Depuis 2013, le ministère de la Culture et de la Communication a mis en place un comité restreint pour réfléchir sur un cadre juridique instituant un projet de loi portant sur le statut de l’artiste. Cet instrument, une fois finalisé et adopté par l’Assemblée nationale, va permettre de mieux prendre en compte les besoins des artistes et des professionnels de la culture notamment en termes de protection sociale, d’éducation et la formation artistiques, l’emploi et les conditions de travail, la reconnaissance de l’artiste et du professionnel de la culture. C’est également une manière de fixer la rémunération de la prestation des artistes conformément au Code du travail et de faciliter l’accès au financement.  

Avec ce projet de loi, le conseiller technique chargé de la formation au ministère de la Culture et de la Communication reste convaincu qu’il s’agit d’un remède aux problèmes auxquels les acteurs du secteur sont aujourd’hui confrontés. C’est pourquoi, précise Souleymane Ngom, qui s’exprimait dans le cadre du cycle de séminaire de l’Ifan sur le thème : « Statut de l’artiste et professionnalisation : Rôle de l’Etat et quel (s) mécanisme (s) définir pour sa mise en œuvre effective ? », il a toujours été une préoccupation pour le ministère de la Culture de doter notre pays de ce texte de loi en conformité avec les mutations de l’époque. Cela, en reconnaissant à l’artiste la qualité d’un travailleur culturel « au sens de l’Organisation internationale du travail, d’encourager sa promotion en assurant sa protection, sa dignité et son intégrité, sans porter atteinte à sa liberté de création, d’expression et de communication ». Même si ce projet de loi n’a pas encore vu le jour, M. Ngom pense que des avancées « considérables » ont été réalisées au Sénégal.

Rémunération de l’artiste
A ses yeux, la promulgation de ce texte de loi va apporter une bouffée d’oxygène à l’environnement économique du secteur avec l’accès au financement des artistes. Pour Souleymane Ngom, il y a lieu de créer une banque culturelle à l’image de ce qui se fait au Cap-Vert. « Il faut se mettre aux normes et standards internationaux. On doit mener une étude sur le statut et la rémunération des artistes », soutient-il. A l’absence d’une loi sur le statut de l’artiste, le Code du travail ne prend pas en charge les préoccupations des artistes.
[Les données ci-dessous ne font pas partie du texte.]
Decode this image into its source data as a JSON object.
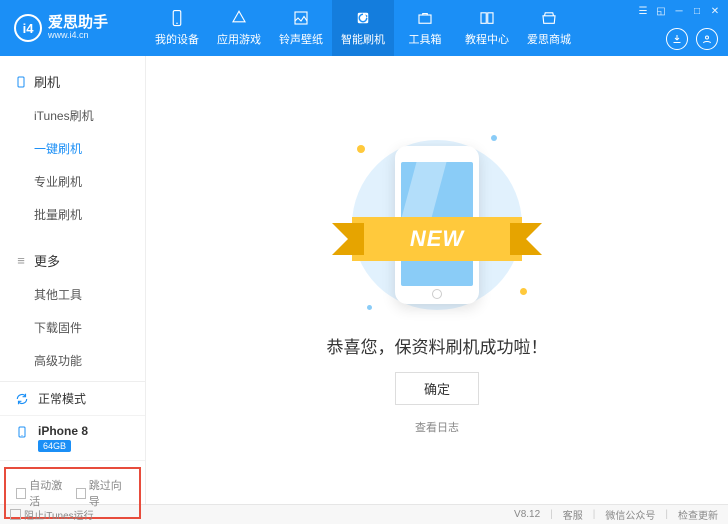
{
  "logo": {
    "mark": "i4",
    "name": "爱思助手",
    "site": "www.i4.cn"
  },
  "topTabs": [
    {
      "label": "我的设备"
    },
    {
      "label": "应用游戏"
    },
    {
      "label": "铃声壁纸"
    },
    {
      "label": "智能刷机"
    },
    {
      "label": "工具箱"
    },
    {
      "label": "教程中心"
    },
    {
      "label": "爱思商城"
    }
  ],
  "sidebar": {
    "section1": {
      "title": "刷机",
      "items": [
        "iTunes刷机",
        "一键刷机",
        "专业刷机",
        "批量刷机"
      ]
    },
    "section2": {
      "title": "更多",
      "items": [
        "其他工具",
        "下载固件",
        "高级功能"
      ]
    }
  },
  "status": {
    "mode": "正常模式",
    "device": "iPhone 8",
    "storage": "64GB"
  },
  "checks": {
    "autoActivate": "自动激活",
    "skipGuide": "跳过向导"
  },
  "main": {
    "ribbon": "NEW",
    "success": "恭喜您，保资料刷机成功啦！",
    "ok": "确定",
    "viewLog": "查看日志"
  },
  "footer": {
    "blockItunes": "阻止iTunes运行",
    "version": "V8.12",
    "support": "客服",
    "wechat": "微信公众号",
    "update": "检查更新"
  }
}
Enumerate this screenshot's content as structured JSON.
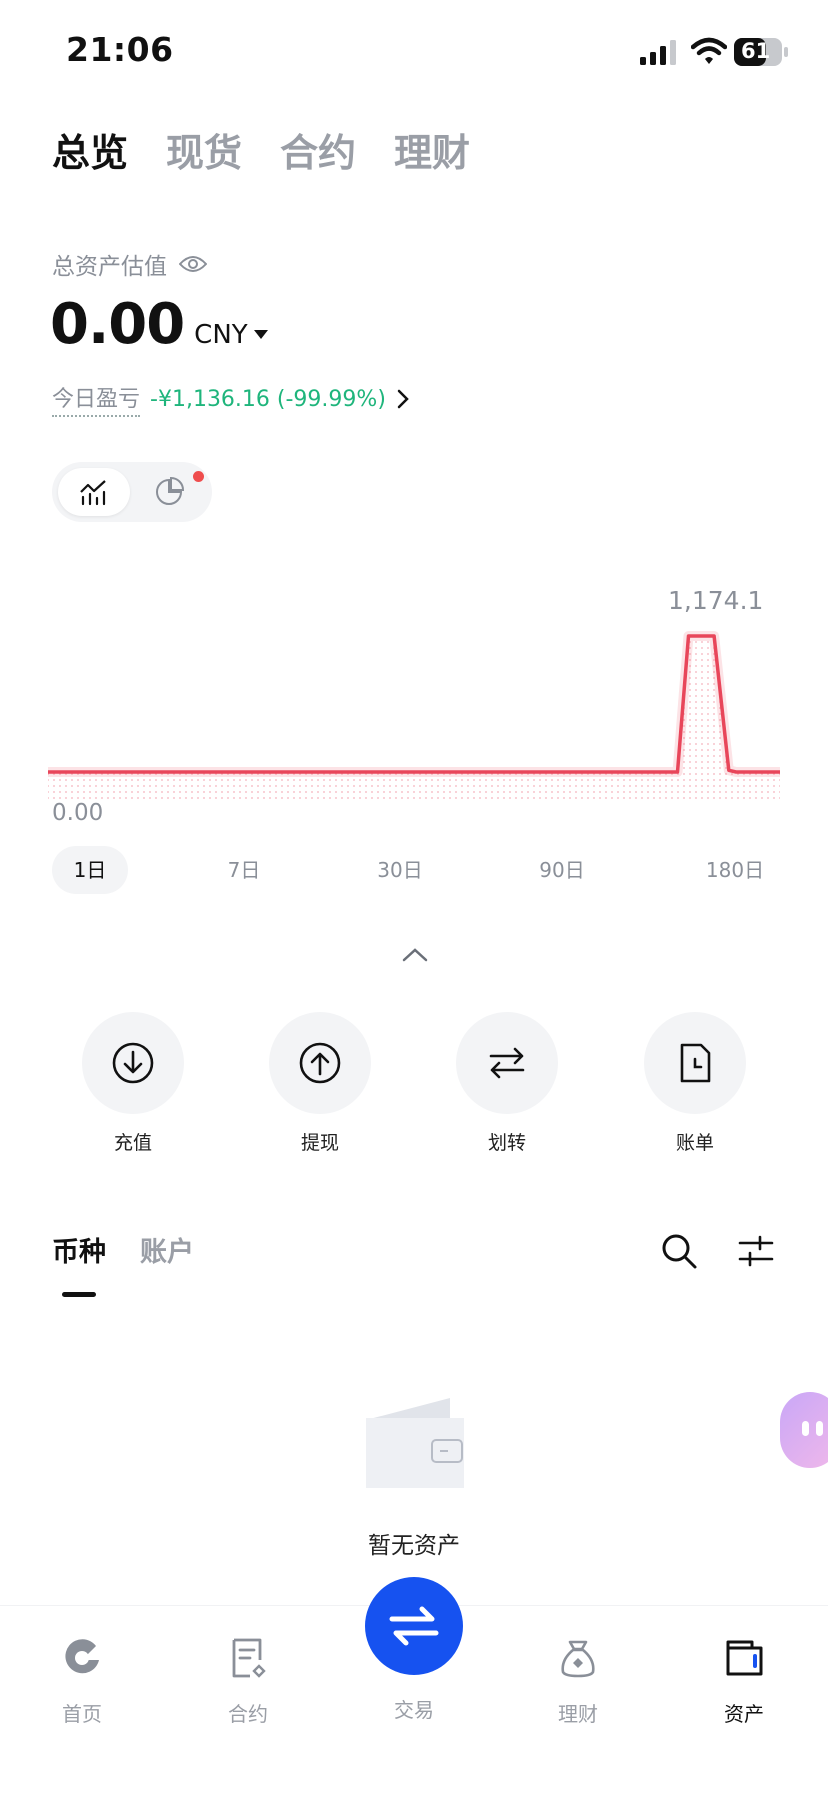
{
  "status_bar": {
    "time": "21:06",
    "battery": "61"
  },
  "top_tabs": [
    {
      "label": "总览",
      "active": true
    },
    {
      "label": "现货",
      "active": false
    },
    {
      "label": "合约",
      "active": false
    },
    {
      "label": "理财",
      "active": false
    }
  ],
  "overview": {
    "total_label": "总资产估值",
    "total_value": "0.00",
    "currency": "CNY",
    "pnl_label": "今日盈亏",
    "pnl_value": "-¥1,136.16 (-99.99%)"
  },
  "chart_data": {
    "type": "area",
    "max_label": "1,174.1",
    "min_label": "0.00",
    "x": [
      0,
      0.86,
      0.875,
      0.885,
      0.9,
      0.91,
      0.93,
      0.94,
      1.0
    ],
    "y": [
      0,
      0,
      1174.1,
      1174.1,
      1174.1,
      1174.1,
      15,
      0,
      0
    ],
    "ylim": [
      0,
      1174.1
    ],
    "line_color": "#e8465a"
  },
  "ranges": [
    "1日",
    "7日",
    "30日",
    "90日",
    "180日"
  ],
  "active_range": "1日",
  "actions": [
    "充值",
    "提现",
    "划转",
    "账单"
  ],
  "asset_tabs": [
    "币种",
    "账户"
  ],
  "empty_text": "暂无资产",
  "nav": {
    "home": "首页",
    "contract": "合约",
    "trade": "交易",
    "finance": "理财",
    "assets": "资产"
  },
  "colors": {
    "accent": "#1652f0",
    "profit_green": "#1fb57c",
    "chart_red": "#e8465a"
  }
}
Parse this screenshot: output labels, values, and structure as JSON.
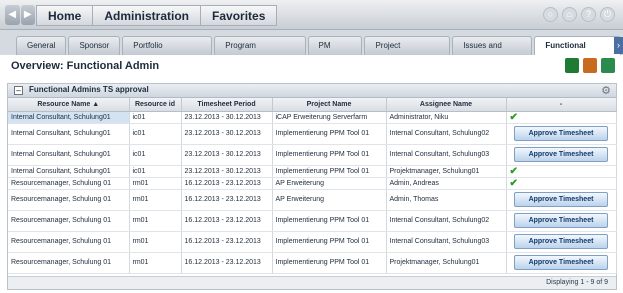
{
  "nav": {
    "back": "◀",
    "forward": "▶",
    "items": [
      "Home",
      "Administration",
      "Favorites"
    ]
  },
  "tabs": [
    "General",
    "Sponsor",
    "Portfolio Dashboard",
    "Program Dashboard",
    "PM Alerts",
    "Project Dashboard",
    "Issues and Risks",
    "Functional Admin"
  ],
  "active_tab": "Functional Admin",
  "page_title": "Overview: Functional Admin",
  "panel": {
    "title": "Functional Admins TS approval",
    "columns": [
      "Resource Name ▲",
      "Resource id",
      "Timesheet Period",
      "Project Name",
      "Assignee Name",
      "-"
    ],
    "approve_label": "Approve Timesheet",
    "check_glyph": "✔",
    "rows": [
      {
        "resource": "Internal Consultant, Schulung01",
        "id": "ic01",
        "period": "23.12.2013 - 30.12.2013",
        "project": "iCAP Erweiterung Serverfarm",
        "assignee": "Administrator, Niku",
        "status": "approved"
      },
      {
        "resource": "Internal Consultant, Schulung01",
        "id": "ic01",
        "period": "23.12.2013 - 30.12.2013",
        "project": "Implementierung PPM Tool 01",
        "assignee": "Internal Consultant, Schulung02",
        "status": "pending"
      },
      {
        "resource": "Internal Consultant, Schulung01",
        "id": "ic01",
        "period": "23.12.2013 - 30.12.2013",
        "project": "Implementierung PPM Tool 01",
        "assignee": "Internal Consultant, Schulung03",
        "status": "pending"
      },
      {
        "resource": "Internal Consultant, Schulung01",
        "id": "ic01",
        "period": "23.12.2013 - 30.12.2013",
        "project": "Implementierung PPM Tool 01",
        "assignee": "Projektmanager, Schulung01",
        "status": "approved"
      },
      {
        "resource": "Resourcemanager, Schulung 01",
        "id": "rm01",
        "period": "16.12.2013 - 23.12.2013",
        "project": "AP Erweiterung",
        "assignee": "Admin, Andreas",
        "status": "approved"
      },
      {
        "resource": "Resourcemanager, Schulung 01",
        "id": "rm01",
        "period": "16.12.2013 - 23.12.2013",
        "project": "AP Erweiterung",
        "assignee": "Admin, Thomas",
        "status": "pending"
      },
      {
        "resource": "Resourcemanager, Schulung 01",
        "id": "rm01",
        "period": "16.12.2013 - 23.12.2013",
        "project": "Implementierung PPM Tool 01",
        "assignee": "Internal Consultant, Schulung02",
        "status": "pending"
      },
      {
        "resource": "Resourcemanager, Schulung 01",
        "id": "rm01",
        "period": "16.12.2013 - 23.12.2013",
        "project": "Implementierung PPM Tool 01",
        "assignee": "Internal Consultant, Schulung03",
        "status": "pending"
      },
      {
        "resource": "Resourcemanager, Schulung 01",
        "id": "rm01",
        "period": "16.12.2013 - 23.12.2013",
        "project": "Implementierung PPM Tool 01",
        "assignee": "Projektmanager, Schulung01",
        "status": "pending"
      }
    ]
  },
  "status_text": "Displaying 1 - 9 of 9",
  "colors": {
    "accent": "#4b6ea5",
    "check": "#2a9a2a",
    "approve_border": "#7f9fc4"
  }
}
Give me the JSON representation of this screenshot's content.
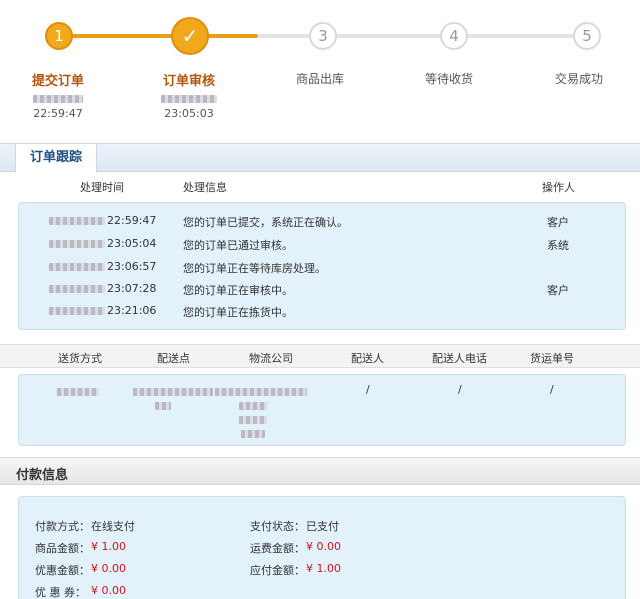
{
  "steps": [
    {
      "number": "1",
      "label": "提交订单",
      "time": "22:59:47"
    },
    {
      "number": "✓",
      "label": "订单审核",
      "time": "23:05:03"
    },
    {
      "number": "3",
      "label": "商品出库"
    },
    {
      "number": "4",
      "label": "等待收货"
    },
    {
      "number": "5",
      "label": "交易成功"
    }
  ],
  "tracking": {
    "tab_label": "订单跟踪",
    "headers": {
      "time": "处理时间",
      "info": "处理信息",
      "operator": "操作人"
    },
    "rows": [
      {
        "time": "22:59:47",
        "info": "您的订单已提交，系统正在确认。",
        "operator": "客户"
      },
      {
        "time": "23:05:04",
        "info": "您的订单已通过审核。",
        "operator": "系统"
      },
      {
        "time": "23:06:57",
        "info": "您的订单正在等待库房处理。",
        "operator": ""
      },
      {
        "time": "23:07:28",
        "info": "您的订单正在审核中。",
        "operator": "客户"
      },
      {
        "time": "23:21:06",
        "info": "您的订单正在拣货中。",
        "operator": ""
      }
    ]
  },
  "delivery": {
    "headers": [
      "送货方式",
      "配送点",
      "物流公司",
      "配送人",
      "配送人电话",
      "货运单号"
    ],
    "values": {
      "courier": "/",
      "phone": "/",
      "waybill": "/"
    }
  },
  "payment": {
    "section_title": "付款信息",
    "method_label": "付款方式：",
    "method_value": "在线支付",
    "status_label": "支付状态：",
    "status_value": "已支付",
    "goods_label": "商品金额：",
    "goods_value": "¥ 1.00",
    "shipping_label": "运费金额：",
    "shipping_value": "¥ 0.00",
    "discount_label": "优惠金额：",
    "discount_value": "¥ 0.00",
    "payable_label": "应付金额：",
    "payable_value": "¥ 1.00",
    "coupon_label": "优 惠 券：",
    "coupon_value": "¥ 0.00"
  }
}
C’est pour cette raison d’ailleurs que S. Ngom trouve qu’il est devenu « vital » d’arriver à la mise en place de cette loi afin de bien organiser le secteur. Le conférencier a informé qu’un comité qui s’occupe des questions sociales est en train d’être installé au ministère ainsi que l’idée d’adoption d’une loi d’orientation sur la culture dont l’objectif est de définir, entre autres, le profil de l’homo senegalensis et la prise en charge du mécénat.

Corneille Badji, avocat et conseil en propriété industrielle et mandataire auprès de l’Organisation africaine de la propriété intellectuelle (Oapi), considère qu’au Sénégal, les conditions de travail des artistes sont souvent précaires. Ce qui, à l’en croire, a un incident sur la protection sociale.

Selon lui, pour faire face à ce problème, il est nécessaire de considérer l’artiste comme un travailleur car, actuellement, les dispositifs en vigueur ne permettent pas de prendre en compte les préoccupations de ce dernier.